Feb 7, 2019
In this worksheet, we will continue to work with the tidyverse libraries:
library(tidyverse)
The msleep
dataset, provided with ggplot2, contains information about sleep and awake times of different mammals:
msleep
## # A tibble: 83 x 11
## name genus vore order conservation sleep_total sleep_rem sleep_cycle
## <chr> <chr> <chr> <chr> <chr> <dbl> <dbl> <dbl>
## 1 Chee… Acin… carni Carn… lc 12.1 NA NA
## 2 Owl … Aotus omni Prim… <NA> 17 1.8 NA
## 3 Moun… Aplo… herbi Rode… nt 14.4 2.4 NA
## 4 Grea… Blar… omni Sori… lc 14.9 2.3 0.133
## 5 Cow Bos herbi Arti… domesticated 4 0.7 0.667
## 6 Thre… Brad… herbi Pilo… <NA> 14.4 2.2 0.767
## 7 Nort… Call… carni Carn… vu 8.7 1.4 0.383
## 8 Vesp… Calo… <NA> Rode… <NA> 7 NA NA
## 9 Dog Canis carni Carn… domesticated 10.1 2.9 0.333
## 10 Roe … Capr… herbi Arti… lc 3 NA NA
## # … with 73 more rows, and 3 more variables: awake <dbl>, brainwt <dbl>,
## # bodywt <dbl>
Verify that the sum of total sleep time (column sleep_total
) and total awake time (column awake
) adds up to 24h for all animals in the msleep
dataset.
# R code goes here.
Make a list of all the domesticated species in the msleep
dataset, in alphabetical order. Hint: Domesticated species have the entry “domesticated” in the column conservation
.
# R code goes here.
For the different vore classifications, tally how many species are awake for at least 18 hours. Hint: Use the function tally()
.
# R code goes here.
Using the function top_n()
, identify the top-10 least-awake animals and list them from least awake to most awake. Explain why this analysis gives you 11 results instead of 10. Hint: Before calling top_n()
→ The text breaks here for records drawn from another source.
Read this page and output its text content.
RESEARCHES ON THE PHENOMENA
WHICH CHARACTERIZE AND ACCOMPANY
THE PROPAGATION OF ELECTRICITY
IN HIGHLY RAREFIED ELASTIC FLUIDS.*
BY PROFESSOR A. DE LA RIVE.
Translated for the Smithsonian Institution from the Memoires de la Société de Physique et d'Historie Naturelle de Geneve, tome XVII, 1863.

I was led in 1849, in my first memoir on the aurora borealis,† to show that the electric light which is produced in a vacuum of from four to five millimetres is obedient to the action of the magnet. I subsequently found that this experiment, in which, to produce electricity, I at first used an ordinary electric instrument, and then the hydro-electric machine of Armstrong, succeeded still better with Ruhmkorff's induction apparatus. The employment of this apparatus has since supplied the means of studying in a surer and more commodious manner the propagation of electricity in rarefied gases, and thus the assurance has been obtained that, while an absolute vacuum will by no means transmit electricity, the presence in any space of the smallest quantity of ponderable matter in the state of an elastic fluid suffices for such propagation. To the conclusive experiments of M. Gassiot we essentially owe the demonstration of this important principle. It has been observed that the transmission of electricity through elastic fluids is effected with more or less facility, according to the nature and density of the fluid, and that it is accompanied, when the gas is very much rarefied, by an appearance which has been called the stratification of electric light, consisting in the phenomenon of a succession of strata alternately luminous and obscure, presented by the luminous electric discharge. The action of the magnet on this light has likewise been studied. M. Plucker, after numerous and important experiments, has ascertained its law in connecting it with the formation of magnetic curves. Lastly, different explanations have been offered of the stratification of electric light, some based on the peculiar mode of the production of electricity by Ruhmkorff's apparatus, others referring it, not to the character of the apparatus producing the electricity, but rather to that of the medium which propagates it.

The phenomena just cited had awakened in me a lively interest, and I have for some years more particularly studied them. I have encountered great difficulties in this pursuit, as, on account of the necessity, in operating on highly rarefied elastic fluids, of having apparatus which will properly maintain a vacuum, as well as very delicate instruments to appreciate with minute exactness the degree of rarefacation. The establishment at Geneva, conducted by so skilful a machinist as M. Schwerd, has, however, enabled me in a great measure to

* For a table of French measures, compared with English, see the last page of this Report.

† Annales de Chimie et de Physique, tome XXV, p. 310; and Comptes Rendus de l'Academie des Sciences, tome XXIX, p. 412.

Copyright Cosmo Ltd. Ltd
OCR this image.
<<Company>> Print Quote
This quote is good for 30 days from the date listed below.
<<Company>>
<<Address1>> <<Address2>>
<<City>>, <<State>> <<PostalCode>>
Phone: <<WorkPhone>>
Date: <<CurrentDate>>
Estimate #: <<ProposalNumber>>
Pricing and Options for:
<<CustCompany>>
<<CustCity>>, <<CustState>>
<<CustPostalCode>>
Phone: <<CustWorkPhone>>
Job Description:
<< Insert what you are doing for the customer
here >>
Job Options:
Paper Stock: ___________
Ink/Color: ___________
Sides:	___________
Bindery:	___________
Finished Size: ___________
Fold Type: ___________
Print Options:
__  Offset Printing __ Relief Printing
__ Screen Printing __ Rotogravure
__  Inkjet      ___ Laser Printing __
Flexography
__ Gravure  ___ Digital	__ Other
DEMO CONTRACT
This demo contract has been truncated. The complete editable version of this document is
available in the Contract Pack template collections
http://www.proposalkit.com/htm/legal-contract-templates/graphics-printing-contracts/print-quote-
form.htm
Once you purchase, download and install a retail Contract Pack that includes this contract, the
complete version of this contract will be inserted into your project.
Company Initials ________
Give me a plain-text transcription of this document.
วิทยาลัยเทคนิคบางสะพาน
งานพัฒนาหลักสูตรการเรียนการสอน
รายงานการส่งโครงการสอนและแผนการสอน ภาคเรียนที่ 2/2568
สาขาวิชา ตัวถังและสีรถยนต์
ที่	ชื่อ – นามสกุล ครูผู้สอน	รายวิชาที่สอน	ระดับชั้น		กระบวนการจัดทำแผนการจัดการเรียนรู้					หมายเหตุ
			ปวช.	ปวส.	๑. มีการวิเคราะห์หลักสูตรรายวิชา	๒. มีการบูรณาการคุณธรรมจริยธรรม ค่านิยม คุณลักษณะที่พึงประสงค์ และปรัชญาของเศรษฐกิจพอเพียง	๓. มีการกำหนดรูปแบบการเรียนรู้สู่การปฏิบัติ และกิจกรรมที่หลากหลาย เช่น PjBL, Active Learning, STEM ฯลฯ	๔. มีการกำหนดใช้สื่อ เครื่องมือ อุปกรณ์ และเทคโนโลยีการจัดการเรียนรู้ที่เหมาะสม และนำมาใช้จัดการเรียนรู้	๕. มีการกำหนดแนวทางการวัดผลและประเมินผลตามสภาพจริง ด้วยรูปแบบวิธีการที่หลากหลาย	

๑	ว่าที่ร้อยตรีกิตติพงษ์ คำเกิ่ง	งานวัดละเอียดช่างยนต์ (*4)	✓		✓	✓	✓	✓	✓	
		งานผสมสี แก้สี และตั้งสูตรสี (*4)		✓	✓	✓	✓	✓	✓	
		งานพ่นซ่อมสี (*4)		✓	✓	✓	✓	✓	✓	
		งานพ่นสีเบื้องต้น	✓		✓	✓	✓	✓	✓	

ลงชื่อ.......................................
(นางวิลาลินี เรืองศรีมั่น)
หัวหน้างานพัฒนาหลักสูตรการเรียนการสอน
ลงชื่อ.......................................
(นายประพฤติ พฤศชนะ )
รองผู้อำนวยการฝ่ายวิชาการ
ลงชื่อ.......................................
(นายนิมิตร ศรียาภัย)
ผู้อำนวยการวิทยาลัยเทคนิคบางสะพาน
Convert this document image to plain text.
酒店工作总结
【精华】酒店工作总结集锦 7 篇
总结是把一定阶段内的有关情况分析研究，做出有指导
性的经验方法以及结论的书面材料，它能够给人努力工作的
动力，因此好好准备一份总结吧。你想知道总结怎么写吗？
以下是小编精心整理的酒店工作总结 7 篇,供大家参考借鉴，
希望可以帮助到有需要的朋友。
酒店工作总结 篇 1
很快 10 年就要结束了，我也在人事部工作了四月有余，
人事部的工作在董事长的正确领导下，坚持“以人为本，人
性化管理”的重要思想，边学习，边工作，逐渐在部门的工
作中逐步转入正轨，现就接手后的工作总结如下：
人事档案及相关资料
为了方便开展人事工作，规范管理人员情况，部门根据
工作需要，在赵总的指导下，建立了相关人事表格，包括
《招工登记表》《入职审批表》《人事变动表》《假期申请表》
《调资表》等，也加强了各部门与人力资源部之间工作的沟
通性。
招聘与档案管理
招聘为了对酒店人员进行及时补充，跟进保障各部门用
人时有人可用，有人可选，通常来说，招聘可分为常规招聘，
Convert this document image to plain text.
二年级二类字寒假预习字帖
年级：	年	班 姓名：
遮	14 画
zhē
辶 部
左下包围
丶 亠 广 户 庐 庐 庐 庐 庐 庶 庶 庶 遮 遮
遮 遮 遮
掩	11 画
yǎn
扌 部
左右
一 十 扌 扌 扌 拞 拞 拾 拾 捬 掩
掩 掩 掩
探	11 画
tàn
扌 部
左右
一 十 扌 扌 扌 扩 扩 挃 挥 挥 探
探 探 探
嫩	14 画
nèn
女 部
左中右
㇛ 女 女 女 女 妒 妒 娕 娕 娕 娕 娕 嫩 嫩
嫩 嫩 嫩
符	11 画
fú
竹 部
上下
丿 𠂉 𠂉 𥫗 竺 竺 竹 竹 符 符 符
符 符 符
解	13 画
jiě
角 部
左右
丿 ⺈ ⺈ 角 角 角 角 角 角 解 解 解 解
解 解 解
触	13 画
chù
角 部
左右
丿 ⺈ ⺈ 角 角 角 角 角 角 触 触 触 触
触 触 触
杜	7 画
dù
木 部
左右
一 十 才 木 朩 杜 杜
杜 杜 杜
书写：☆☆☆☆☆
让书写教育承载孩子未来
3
, use the function select()
to extract the two columns name
and sleep_total
, in that order.
# R code goes here.
Considering only carnivores and herbivores, make a plot of the percent of time each animal is in REM sleep (out of the total sleep time) vs. the animal’s total sleep time. Hint: Use the operator |
to indicate logical OR in the filter()
function.
# R code goes here.
The diamonds
dataset provided by ggplot2 provides information about quality and price of 53940 diamonds:
head(diamonds)
## # A tibble: 6 x 10
## carat cut color clarity depth table price x y z
## <dbl> <ord> <ord> <ord> <dbl> <dbl> <int> <dbl> <dbl> <dbl>
## 1 0.23 Ideal E SI2 61.5 55 326 3.95 3.98 2.43
## 2 0.21 Premium E SI1 59.8 61 326 3.89 3.84 2.31
## 3 0.23 Good E VS1 56.9 65 327 4.05 4.07 2.31
## 4 0.290 Premium I VS2 62.4 58 334 4.2 4.23 2.63
## 5 0.31 Good J SI2 63.3 58 335 4.34 4.35 2.75
## 6 0.24 Very Good J VVS2 62.8 57 336 3.94 3.96 2.48
The best cuts of diamonds are “Very Good”, “Premium”, and “Ideal”. Make a table that selects only those diamonds, and find the minimum, median, and maximum price for each cut. Hint: The operator %in%
is helpful for selecting the diamond cuts.
# R code goes here.
For each of the different diamond cuts, calculate the mean carat level among the diamonds whose price falls within 10% of the most expensive diamond for that cut.
# R code goes here.
For each of the different diamond cuts, calculate the mean carat level among the top-10% most expensive diamonds.
# R code goes here.
Make a table that contains the median price for each combination of cut
and clarity
, and arrange the final table in descending order of median price.
# R code goes here.
Now arrange the same table first by cut and then within each cut group by median price.
# R code goes here.
For the diamonds
data set, separately for each diamond cut, calculate the percentage of diamonds with a price above $10,000, and the median carat value for diamonds priced $10,000 or more.
# R code goes here.